The tournaments at Phoenix and Riviera were title fights. First Scottie Scheffler, Jon Rahm and Nick Taylor battled down the stretch at TPC Scottsdale — the former two for a chance to add to their borderline historic resumes and the latter for a life-changing victory. The following week at Riviera, Rahm tussled with Max Homa and Keith Mitchell. Homa and Rahm were going for their third win of the season (and Player of the Year driver’s seat) while Mitchell was vying for the biggest victory of his life.
Though Phoenix and Riviera were not substantially different in terms of field strength or perception than the year before, the Tour’s new mandate that all the top players play in the top 13 events solidified both of those events as big-time, big-ticket weeks.
The Honda Classic came down to Chris Kirk, who had not won in eight years, and Eric Cole, who was ranked No. 330 in the Official World Golf Rankings. Hardly heavyweights, but they were playing within the context of something bigger than themselves. No matter the players, that’s extremely compelling golf.
The PGA Tour has a uniformity problem. It, understandably, wants every event to be the same. It pushes for its tournaments to look similarly across nearly 50 weeks of the year. This has massive (and quite obvious) problems. Somewhat humorously, the emergence of LIV Golf has pushed the Tour’s members (i.e. the players) to attempt to solve them.

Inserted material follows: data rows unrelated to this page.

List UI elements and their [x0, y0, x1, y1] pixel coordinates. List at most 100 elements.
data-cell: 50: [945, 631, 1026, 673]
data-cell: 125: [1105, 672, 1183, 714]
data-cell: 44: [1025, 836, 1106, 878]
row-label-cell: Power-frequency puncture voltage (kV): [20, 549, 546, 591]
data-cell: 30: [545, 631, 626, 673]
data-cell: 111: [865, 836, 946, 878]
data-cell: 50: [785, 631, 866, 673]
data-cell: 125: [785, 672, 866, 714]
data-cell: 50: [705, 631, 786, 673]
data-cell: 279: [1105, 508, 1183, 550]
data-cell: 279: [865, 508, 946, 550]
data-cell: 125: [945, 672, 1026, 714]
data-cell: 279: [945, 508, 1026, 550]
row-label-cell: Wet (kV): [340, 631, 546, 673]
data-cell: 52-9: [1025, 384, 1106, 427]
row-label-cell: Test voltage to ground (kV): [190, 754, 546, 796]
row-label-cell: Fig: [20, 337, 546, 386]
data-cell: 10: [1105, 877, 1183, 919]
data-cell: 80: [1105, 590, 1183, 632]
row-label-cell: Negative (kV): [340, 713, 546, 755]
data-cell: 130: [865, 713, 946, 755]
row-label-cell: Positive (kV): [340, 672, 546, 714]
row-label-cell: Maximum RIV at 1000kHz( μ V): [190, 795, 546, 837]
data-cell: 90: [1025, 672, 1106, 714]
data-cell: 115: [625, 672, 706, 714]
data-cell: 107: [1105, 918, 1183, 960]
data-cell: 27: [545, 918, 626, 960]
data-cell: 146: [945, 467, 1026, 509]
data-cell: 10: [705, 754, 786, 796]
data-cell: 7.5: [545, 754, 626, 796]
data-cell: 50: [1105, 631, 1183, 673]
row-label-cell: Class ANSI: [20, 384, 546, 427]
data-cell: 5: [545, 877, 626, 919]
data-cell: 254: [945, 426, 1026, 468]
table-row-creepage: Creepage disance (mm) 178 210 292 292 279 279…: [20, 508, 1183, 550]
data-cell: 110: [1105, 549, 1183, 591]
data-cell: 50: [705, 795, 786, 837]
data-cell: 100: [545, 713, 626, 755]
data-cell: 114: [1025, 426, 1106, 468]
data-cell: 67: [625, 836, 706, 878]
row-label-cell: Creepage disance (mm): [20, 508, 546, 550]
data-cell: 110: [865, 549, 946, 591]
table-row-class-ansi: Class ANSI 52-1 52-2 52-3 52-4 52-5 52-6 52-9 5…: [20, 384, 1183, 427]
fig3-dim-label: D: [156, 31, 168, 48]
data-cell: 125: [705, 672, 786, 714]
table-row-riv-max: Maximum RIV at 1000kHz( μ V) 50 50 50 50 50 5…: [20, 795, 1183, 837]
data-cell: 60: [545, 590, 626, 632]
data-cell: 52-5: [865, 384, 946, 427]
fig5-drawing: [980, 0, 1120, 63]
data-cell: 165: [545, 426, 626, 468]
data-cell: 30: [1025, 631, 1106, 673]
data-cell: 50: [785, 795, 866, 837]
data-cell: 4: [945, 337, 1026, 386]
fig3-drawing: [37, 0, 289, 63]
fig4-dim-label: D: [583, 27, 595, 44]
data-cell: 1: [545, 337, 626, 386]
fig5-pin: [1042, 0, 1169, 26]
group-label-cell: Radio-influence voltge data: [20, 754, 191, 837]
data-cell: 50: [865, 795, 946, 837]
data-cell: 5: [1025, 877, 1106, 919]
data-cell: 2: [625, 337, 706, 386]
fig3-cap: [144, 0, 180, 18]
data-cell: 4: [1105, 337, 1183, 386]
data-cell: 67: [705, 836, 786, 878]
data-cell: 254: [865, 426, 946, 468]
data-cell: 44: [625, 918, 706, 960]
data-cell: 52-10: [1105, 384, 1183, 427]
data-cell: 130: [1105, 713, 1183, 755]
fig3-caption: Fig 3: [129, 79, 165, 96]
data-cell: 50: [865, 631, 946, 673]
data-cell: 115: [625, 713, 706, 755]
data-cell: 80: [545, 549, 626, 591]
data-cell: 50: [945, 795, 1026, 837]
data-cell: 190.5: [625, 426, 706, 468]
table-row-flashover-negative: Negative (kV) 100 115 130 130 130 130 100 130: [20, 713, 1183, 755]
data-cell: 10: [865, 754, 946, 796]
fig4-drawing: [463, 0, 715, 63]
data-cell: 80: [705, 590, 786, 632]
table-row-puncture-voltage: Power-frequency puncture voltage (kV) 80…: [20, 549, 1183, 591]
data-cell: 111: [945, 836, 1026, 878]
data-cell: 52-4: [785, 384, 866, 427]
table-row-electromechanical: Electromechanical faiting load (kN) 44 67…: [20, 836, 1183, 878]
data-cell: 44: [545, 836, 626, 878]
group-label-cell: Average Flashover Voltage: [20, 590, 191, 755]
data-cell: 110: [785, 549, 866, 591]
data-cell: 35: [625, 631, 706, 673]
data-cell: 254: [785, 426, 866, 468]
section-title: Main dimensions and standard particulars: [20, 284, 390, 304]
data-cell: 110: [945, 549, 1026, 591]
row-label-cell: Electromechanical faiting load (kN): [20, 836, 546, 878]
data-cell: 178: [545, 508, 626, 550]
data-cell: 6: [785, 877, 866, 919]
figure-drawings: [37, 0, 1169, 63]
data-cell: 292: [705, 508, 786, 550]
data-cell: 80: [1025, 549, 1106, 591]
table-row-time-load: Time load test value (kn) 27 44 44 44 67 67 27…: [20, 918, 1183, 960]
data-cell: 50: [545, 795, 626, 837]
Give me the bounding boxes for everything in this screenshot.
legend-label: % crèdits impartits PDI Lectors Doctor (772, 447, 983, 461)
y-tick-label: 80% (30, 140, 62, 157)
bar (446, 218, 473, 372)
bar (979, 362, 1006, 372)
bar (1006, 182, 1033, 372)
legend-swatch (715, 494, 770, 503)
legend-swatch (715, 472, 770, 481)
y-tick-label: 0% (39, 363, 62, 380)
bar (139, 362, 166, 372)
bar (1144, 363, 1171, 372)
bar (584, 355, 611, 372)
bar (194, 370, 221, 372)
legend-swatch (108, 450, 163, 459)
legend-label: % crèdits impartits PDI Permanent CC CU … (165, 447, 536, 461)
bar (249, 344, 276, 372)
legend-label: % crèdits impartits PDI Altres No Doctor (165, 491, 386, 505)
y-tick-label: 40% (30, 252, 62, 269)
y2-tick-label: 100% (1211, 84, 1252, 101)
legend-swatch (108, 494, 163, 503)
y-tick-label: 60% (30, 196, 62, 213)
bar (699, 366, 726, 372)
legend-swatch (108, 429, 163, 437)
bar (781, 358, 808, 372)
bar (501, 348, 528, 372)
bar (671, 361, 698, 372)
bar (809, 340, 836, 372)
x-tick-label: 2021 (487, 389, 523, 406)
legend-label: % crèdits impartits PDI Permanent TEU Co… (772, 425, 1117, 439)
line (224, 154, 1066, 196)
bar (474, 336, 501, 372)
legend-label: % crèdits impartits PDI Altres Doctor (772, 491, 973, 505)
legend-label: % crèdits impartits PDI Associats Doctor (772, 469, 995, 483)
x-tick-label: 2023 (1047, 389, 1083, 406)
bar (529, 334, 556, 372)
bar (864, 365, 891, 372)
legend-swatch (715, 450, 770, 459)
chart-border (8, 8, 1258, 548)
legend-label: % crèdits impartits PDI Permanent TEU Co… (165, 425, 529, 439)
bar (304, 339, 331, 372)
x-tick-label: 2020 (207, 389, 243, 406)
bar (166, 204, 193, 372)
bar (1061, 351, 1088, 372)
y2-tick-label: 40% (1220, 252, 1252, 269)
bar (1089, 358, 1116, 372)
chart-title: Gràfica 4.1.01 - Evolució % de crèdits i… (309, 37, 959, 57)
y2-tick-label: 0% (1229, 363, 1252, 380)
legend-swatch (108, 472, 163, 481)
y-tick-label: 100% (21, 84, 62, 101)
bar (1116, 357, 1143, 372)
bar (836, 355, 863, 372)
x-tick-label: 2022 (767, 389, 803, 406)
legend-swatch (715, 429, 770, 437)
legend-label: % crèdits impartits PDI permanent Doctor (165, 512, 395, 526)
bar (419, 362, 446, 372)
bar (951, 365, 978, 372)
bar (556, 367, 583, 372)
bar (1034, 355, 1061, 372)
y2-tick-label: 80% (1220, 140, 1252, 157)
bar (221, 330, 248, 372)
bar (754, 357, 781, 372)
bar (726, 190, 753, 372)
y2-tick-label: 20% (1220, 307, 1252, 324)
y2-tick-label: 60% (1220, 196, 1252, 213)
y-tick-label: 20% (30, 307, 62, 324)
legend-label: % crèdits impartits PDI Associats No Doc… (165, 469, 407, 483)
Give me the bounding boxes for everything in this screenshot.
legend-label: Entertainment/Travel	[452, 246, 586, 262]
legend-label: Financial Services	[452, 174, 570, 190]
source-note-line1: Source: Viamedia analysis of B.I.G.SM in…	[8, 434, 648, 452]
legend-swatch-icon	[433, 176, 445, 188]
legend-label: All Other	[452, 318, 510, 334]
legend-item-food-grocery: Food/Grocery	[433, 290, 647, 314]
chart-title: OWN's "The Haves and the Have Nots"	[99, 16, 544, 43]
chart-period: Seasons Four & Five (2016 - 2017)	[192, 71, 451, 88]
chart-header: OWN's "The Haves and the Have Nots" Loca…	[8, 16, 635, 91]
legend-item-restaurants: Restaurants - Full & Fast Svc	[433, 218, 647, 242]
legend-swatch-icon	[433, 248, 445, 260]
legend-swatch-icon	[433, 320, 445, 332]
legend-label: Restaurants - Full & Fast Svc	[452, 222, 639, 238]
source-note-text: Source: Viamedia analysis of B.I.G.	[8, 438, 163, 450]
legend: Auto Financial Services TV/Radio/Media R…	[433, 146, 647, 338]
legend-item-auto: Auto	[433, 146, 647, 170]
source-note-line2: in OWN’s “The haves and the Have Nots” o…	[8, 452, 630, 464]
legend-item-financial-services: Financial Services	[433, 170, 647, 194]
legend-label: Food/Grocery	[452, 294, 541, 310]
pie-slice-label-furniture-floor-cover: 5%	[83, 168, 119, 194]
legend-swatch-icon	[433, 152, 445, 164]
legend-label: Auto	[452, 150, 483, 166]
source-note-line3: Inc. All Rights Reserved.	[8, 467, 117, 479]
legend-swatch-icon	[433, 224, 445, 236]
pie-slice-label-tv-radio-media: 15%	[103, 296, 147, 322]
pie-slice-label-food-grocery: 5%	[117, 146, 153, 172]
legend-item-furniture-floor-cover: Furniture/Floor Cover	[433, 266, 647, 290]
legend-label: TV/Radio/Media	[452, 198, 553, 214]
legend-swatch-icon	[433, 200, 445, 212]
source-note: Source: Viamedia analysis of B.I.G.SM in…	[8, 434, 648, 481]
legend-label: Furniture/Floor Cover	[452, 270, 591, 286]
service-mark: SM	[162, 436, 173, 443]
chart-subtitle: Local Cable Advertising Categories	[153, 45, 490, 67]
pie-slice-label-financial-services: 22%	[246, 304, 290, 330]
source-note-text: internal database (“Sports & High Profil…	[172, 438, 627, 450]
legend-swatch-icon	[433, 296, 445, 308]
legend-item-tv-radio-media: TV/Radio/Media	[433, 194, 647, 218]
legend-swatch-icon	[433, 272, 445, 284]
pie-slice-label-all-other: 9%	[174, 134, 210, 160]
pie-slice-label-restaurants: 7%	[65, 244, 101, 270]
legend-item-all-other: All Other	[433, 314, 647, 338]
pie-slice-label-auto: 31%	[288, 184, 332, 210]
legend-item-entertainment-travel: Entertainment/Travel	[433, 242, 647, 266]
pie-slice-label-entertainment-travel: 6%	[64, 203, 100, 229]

Though it is not explicit, the PGA Tour is now actually two tours: the 13 elevated events and everything else. This sounds like a bad thing, but it actually serves to contextualize the entire league. This reality, though implicit for now, does two very important things for the Tour.
One thing that the PGA Tour has sometimes lacked over the years is an identity for its tournaments. Sometimes Justin Thomas would win the Honda Classic. Sometimes Matt Jones would. You know what the Honda Classic is now? A launching pad for somebody’s career. You could argue that this has always been the case, but the reality is that events like the Honda have always been a mixed bag of big stars and others trying to make their way. Ironically (and I can’t believe I’m saying this), it seems as if completely removing all of the stars — because they are obligated to play in many other events — has helped the Honda and tournaments like it.
This may not be universally true. Is it good in the short term for the Tour’s TV contracts and partnerships with sponsors? Probably not. The Honda Classic rating won’t be very good, and Honda is leaving as a sponsor after this year anyway (possibly because of the fact that its field rating has dropped off the planet). However, in the long term, the Tour’s product is becoming better for the following reason.
Context is king
You know what the PGA Tour’s most important asset is? Major championships. The majors provide context for the PGA Tour and vice versa. In a meritocratic sport like golf, context is everything, and it’s why LIV has not thrived and likely won’t as a golf league. Now you’re starting to see a real through line. The Korn Ferry Tour feeds into the non-elevated events, which feed into the elevated events, which feed into the major championships. One provides context for the other. This is a good thing! The non-elevated events have an opportunity to become what everyone thought the Korn Ferry Tour could be.
Things are not perfect for the Tour. It needs to provide better clarity around how you move from a non-elevated event to an elevated event. That would bring even deeper context to tournaments like the Honda Classic. It needs to clean up its field qualification categories. It needs to fix its FedEx Cup points situation to perhaps mirror purse sizes. It needs to detail how its events are going to work in unison with each other. It probably needs to draw a sharper line differentiating between non-elevated and elevated events.
Again, there are downsides to all of this in the short term. But in the long term, it’s a great way to create a better product, which actually seems to be happening. Whether that’s because of LIV’s existence or the Tour’s own steps doesn’t much matter at this point. What does matter is that fans (especially the ones who pay the closest attention) are seemingly going to benefit from the improvement of the Tour’s overall product.